Let $f:\mathbb R \rightarrow\mathbb R $ be continuous, and choose $-\infty < a<b<\infty$ and $\epsilon > 0$. Show there exists a polynomial $p$ such that:
a) $p(a)=f(a),\; p(b)=f(b)$
b) $|f(t)-p(t)|<\epsilon$ for all $t\in [a,b]$
The second part is just Weierstrass approximation theorem. But the first part I didn't manage to get. I tried conjuring up a polynomial in the form $$p=p_\epsilon+(\frac{a-x}{a-b})^Nf(b)+(\frac{b-x}{b-a})^Nf(a)$$ such that $p_\epsilon$ satisfies b by the theorem, and then play with constants to set bounds on the maximal error that the extra terms introduce (and also to cancel out $p_\epsilon$ at the bounds).
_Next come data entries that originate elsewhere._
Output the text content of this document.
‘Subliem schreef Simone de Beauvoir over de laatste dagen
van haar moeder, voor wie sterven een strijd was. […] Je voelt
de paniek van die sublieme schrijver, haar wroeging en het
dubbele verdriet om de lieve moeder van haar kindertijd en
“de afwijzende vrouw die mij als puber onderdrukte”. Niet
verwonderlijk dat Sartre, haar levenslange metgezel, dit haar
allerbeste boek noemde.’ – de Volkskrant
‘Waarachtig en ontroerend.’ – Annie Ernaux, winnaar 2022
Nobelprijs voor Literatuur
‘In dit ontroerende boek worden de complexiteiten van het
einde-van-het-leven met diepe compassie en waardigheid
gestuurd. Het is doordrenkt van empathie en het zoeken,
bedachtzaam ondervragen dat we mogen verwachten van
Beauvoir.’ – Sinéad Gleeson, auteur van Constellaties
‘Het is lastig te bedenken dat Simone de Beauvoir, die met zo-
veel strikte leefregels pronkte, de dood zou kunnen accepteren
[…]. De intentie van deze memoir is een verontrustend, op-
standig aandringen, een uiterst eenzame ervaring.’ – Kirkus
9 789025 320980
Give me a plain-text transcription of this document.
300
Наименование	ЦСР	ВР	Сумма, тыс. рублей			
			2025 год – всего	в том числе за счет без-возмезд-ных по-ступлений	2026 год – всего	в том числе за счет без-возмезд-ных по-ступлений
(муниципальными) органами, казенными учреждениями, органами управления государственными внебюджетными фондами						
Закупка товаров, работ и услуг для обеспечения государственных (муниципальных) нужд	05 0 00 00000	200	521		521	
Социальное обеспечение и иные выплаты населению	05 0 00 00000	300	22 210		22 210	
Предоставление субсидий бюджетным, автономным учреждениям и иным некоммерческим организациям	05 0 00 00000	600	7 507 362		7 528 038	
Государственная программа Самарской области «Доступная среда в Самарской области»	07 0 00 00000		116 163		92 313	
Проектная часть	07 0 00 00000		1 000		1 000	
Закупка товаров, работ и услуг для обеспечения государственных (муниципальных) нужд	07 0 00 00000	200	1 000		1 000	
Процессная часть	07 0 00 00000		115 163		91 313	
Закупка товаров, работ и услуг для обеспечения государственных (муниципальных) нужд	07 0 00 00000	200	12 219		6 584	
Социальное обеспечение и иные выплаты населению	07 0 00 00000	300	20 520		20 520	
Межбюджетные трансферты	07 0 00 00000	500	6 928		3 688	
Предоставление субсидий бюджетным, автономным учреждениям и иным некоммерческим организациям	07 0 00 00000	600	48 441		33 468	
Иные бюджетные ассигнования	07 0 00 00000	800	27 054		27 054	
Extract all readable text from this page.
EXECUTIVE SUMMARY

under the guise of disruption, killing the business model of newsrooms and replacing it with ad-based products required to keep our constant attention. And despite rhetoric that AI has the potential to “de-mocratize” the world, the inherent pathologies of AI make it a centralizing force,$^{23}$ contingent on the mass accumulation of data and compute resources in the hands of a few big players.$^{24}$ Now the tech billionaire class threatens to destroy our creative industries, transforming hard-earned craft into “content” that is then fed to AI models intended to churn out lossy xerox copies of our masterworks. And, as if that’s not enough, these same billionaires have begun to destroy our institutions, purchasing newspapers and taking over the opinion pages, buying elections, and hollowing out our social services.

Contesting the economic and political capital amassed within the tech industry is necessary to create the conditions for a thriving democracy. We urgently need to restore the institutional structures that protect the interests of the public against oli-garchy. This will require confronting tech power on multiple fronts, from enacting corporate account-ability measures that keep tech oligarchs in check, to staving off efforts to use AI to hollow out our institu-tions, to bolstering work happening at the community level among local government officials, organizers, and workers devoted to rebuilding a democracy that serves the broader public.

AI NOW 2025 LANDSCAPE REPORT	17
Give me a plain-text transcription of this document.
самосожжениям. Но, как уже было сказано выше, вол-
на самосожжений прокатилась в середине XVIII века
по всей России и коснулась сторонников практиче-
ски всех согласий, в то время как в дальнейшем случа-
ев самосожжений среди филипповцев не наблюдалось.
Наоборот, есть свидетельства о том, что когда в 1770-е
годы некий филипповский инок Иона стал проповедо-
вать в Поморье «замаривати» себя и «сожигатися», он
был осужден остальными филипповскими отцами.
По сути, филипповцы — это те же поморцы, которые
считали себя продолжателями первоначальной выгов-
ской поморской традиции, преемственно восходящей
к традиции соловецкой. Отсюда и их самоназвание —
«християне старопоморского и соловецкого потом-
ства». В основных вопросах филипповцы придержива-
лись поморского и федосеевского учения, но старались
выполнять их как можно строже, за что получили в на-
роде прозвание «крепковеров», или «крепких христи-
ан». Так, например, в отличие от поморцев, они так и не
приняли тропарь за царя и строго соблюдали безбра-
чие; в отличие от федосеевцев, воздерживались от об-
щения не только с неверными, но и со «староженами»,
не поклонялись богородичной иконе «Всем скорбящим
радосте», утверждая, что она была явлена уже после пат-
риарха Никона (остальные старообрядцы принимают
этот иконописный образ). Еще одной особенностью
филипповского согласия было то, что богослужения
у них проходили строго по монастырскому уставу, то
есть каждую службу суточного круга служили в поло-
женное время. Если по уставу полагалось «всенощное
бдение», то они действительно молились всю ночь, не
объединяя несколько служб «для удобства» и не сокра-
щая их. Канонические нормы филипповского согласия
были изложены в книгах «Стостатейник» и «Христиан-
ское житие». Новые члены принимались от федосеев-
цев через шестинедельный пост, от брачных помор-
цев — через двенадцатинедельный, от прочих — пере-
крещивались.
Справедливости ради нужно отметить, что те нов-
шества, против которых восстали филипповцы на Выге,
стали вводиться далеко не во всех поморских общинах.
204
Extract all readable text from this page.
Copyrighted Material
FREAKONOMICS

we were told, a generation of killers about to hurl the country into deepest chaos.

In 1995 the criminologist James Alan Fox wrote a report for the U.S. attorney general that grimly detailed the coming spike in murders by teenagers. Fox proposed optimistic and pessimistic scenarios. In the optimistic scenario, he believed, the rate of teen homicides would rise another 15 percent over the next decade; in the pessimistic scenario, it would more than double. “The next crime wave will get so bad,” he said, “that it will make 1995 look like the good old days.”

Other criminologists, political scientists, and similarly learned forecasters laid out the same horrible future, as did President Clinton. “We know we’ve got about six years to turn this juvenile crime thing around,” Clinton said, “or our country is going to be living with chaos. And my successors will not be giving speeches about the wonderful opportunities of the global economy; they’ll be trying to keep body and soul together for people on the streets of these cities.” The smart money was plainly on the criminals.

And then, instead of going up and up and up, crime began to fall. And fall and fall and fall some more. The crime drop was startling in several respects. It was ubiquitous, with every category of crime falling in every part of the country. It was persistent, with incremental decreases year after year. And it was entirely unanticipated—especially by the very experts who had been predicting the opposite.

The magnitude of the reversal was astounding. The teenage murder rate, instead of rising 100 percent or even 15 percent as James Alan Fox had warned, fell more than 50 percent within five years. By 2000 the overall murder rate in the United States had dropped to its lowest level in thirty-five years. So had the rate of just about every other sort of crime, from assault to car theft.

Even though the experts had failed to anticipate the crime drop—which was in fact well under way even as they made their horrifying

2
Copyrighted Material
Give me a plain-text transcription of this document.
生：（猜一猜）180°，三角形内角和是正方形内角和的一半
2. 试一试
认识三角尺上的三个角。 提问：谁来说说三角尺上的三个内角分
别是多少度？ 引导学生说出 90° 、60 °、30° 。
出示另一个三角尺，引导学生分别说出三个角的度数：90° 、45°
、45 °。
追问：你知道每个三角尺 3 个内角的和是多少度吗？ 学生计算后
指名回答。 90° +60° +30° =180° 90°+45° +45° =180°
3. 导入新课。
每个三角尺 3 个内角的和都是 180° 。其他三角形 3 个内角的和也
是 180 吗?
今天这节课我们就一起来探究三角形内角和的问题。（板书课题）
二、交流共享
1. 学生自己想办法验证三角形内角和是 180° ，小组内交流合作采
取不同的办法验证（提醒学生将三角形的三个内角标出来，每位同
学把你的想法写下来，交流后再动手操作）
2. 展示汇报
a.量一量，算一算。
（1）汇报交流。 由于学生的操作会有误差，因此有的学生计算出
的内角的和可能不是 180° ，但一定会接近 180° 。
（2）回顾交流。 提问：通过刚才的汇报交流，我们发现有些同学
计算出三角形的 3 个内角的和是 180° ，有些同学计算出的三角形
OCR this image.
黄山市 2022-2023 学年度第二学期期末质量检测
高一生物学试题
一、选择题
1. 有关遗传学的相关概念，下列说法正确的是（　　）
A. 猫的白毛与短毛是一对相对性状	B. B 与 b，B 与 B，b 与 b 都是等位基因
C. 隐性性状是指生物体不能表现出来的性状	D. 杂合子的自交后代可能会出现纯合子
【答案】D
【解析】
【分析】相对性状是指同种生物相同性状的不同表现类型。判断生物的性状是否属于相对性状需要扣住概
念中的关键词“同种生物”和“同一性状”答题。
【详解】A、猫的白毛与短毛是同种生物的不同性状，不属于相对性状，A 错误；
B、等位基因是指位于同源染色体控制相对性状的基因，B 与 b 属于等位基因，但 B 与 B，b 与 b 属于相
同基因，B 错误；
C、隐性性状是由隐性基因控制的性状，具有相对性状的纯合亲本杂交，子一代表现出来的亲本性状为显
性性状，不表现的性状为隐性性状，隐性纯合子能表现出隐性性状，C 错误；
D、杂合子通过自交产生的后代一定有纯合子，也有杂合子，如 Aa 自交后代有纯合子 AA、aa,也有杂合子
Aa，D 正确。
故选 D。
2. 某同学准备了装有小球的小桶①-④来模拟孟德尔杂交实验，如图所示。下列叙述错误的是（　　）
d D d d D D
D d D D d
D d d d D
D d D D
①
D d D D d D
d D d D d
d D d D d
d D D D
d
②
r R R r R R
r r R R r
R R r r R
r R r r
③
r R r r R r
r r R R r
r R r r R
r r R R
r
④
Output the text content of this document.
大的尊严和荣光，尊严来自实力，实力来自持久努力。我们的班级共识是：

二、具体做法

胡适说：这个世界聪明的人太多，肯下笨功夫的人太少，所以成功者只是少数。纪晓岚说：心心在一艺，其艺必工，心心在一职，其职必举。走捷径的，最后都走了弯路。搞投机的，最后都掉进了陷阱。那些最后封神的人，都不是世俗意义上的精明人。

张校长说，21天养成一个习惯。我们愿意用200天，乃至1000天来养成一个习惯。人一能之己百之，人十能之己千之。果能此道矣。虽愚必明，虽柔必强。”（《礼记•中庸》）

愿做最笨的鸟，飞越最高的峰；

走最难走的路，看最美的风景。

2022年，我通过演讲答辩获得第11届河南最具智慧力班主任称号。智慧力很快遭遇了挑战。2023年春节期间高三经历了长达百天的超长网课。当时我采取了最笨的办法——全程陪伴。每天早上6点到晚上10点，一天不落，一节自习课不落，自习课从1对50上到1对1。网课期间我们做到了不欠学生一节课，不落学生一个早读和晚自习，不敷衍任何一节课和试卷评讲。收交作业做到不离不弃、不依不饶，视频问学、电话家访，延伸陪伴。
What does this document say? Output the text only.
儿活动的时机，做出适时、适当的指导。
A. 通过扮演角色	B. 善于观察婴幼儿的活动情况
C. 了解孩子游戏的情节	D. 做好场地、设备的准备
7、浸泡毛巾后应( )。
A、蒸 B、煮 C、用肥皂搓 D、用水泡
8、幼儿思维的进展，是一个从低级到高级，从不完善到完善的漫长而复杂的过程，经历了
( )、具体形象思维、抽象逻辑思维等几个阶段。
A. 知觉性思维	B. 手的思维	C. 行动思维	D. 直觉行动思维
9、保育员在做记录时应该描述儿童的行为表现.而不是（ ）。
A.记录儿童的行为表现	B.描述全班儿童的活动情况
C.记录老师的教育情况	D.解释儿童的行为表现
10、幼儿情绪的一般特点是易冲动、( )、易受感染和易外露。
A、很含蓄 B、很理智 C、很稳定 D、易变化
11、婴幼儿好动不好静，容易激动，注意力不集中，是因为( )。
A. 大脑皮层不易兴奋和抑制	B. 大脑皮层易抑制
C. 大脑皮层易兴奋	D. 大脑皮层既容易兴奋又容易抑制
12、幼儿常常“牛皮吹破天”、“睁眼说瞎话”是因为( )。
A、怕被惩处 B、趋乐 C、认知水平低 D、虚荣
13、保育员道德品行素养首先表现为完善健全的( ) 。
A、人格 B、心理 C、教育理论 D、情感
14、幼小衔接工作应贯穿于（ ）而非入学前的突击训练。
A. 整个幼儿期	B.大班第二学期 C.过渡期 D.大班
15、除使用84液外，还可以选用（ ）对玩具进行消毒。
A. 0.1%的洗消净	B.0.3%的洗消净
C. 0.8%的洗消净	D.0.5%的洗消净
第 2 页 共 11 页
I don't think this can work, since it eventually means that the extra terms are expected to approximate "some portion" of $f$, but given the fact that the proof to Weiersttrass' theorem is pretty complicated, I guess this isn't the way to go... How should I approach this properly? Thanks
Let's do it first for the case $f(a) = f(b)=0.$ Find polynomials $P_n \to f$ uniformly on $[a,b].$ Then verfify that the polynomials
$$Q_n(x)=P_n(x)- P_n(a) -\frac{P_n(b)-P_n(a)}{b-a}(x-a)$$
converge to $f$ uniformly on $[a,b],$ with $Q_n(a) = Q_n(b) = 0$ for all $n.$
In the general case, let $l(x)$ be the linear function connecting $(a,f(a))$ to $(b,f(b)).$ Then $f(x) - l(x)$ equals $0$ at the endpoints. From the above we can find polynomials $Q_n \to f-l$ uniformly on $[a,b],$ with $Q_n(a)= Q_n(b) = 0.$ Now check that $Q_n + l$ satisfies the requirements.